Watch the explanation of Async Streams on Channel 9 with Mads Torgersen

If you already know why async streams are needed, you can skip this section.

First, let’s quickly look at the problem and how Async Streams solve it. Image a scenario where you do a query against a database and perform processing on each data row, like this:

void ProcessDbRows()
{
  using (var dbContext = CreateDbContext(...))
  {
    var command = ...;
    using (var reader = command.ExecuteReader())
    {
      while (reader.Read())
      {
        var row = GetRowValues(reader);
        ProcessRow(row);
      }
    }
  }
}

The problem of the function above is in combining multiple responsibilities, and the most elegant way would be to hide the DB row enumeration behind an abstraction using theIEnumerable interface:

IEnumerable<Row> ProduceRows()
{
  using (var dbContext = CreateDbContext(...))
  {
    var command = ...;
    using (var reader = command.ExecuteReader())
    {
      while (reader.Read())
      {
        var row = GetRowValues(reader);
        yield return row; // Produce an item.
      }
    }
  }
}

void ConsumeRows()
{
  var rowStream = GetRows();
  foreach (var row in rowStream)
    ProcessRow(row); // Consume an item.
}

But then you realize that the performance of your application can suffer due to blocking IO calls on worker threads because there are no async functions with await statements. Thus having the ability to write async code in a similar manner that shown above would be very handy — that’s what Async Streams solve. However, there is no friendly way to do so with existing libraries, except the one I’m going to share with you.
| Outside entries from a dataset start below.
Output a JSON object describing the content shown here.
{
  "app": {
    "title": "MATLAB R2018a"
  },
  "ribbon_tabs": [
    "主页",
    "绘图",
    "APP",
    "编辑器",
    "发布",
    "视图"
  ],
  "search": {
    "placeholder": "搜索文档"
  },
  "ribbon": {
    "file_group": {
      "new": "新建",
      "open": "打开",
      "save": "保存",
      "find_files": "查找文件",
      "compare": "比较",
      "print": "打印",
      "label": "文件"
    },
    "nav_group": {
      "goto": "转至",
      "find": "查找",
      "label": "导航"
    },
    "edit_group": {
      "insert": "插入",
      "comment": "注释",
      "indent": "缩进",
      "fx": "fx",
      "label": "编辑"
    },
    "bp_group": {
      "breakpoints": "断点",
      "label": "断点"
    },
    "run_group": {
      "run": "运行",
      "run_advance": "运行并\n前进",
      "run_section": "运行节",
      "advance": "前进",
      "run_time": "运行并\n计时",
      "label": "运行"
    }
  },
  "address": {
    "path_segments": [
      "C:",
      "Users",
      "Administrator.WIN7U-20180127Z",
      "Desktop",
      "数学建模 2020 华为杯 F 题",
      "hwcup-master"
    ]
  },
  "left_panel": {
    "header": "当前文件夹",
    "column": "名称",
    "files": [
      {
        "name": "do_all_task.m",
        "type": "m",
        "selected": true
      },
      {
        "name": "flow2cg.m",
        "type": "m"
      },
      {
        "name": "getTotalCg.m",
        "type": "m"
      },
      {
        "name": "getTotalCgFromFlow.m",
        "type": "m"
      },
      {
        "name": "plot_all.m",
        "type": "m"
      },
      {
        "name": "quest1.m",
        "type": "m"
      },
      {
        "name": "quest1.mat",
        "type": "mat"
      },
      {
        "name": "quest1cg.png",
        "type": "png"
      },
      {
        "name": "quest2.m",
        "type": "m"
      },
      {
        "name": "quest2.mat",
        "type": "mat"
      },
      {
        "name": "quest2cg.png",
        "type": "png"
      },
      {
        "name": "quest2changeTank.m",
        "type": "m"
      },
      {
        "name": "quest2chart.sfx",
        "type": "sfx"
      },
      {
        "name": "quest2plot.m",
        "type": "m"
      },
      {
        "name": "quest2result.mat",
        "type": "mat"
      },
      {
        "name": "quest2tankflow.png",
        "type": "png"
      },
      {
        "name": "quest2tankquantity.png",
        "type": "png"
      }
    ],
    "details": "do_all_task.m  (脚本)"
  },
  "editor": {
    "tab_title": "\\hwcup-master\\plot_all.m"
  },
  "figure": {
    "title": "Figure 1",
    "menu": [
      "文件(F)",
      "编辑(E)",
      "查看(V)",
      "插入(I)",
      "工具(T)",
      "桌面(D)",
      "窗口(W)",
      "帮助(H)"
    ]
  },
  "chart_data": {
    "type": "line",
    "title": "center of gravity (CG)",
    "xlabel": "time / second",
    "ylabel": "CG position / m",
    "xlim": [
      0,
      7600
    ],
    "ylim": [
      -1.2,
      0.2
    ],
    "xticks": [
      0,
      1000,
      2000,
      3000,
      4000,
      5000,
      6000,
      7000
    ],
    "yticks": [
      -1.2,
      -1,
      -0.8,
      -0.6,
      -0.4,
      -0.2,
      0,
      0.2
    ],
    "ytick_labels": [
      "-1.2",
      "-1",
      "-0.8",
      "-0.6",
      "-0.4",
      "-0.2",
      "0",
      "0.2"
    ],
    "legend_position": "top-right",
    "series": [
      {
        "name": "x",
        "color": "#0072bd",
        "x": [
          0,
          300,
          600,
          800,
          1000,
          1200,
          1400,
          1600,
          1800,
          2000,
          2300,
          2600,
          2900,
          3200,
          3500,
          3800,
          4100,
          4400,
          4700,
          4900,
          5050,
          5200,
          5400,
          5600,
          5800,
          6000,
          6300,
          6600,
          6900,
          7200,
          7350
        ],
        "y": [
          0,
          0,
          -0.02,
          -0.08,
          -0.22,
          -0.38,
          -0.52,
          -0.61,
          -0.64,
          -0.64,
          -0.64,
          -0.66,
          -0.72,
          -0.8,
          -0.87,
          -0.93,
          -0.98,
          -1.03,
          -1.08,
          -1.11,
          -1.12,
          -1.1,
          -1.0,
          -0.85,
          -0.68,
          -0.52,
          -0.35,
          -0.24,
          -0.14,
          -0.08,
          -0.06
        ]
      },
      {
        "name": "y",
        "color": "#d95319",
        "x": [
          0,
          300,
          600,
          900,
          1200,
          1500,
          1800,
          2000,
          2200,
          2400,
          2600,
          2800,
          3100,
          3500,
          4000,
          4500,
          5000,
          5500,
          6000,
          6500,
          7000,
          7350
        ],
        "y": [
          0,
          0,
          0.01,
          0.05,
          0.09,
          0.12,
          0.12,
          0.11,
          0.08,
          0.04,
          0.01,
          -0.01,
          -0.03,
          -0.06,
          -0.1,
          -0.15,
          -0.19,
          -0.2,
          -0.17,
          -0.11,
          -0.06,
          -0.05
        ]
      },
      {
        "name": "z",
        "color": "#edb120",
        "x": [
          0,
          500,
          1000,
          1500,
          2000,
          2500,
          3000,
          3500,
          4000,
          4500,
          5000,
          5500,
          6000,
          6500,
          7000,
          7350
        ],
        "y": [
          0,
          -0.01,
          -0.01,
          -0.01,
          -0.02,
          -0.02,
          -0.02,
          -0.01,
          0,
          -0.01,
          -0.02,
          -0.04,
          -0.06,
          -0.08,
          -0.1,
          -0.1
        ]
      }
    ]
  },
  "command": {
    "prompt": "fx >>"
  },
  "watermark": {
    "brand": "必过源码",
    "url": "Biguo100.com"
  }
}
Back in February 2016, the ‘AsyncEnumerable’ library for C# was born. Published as the AsyncEnumerator NuGet package, because the ‘AsyncEnumerable’ name was already taken.

The goal of this library is to provide a user-friendly feel to the use of asynchronous enumerators, similar to how you would use built-in support for regular synchronous enumerators (the IEnumerable and related extension methods).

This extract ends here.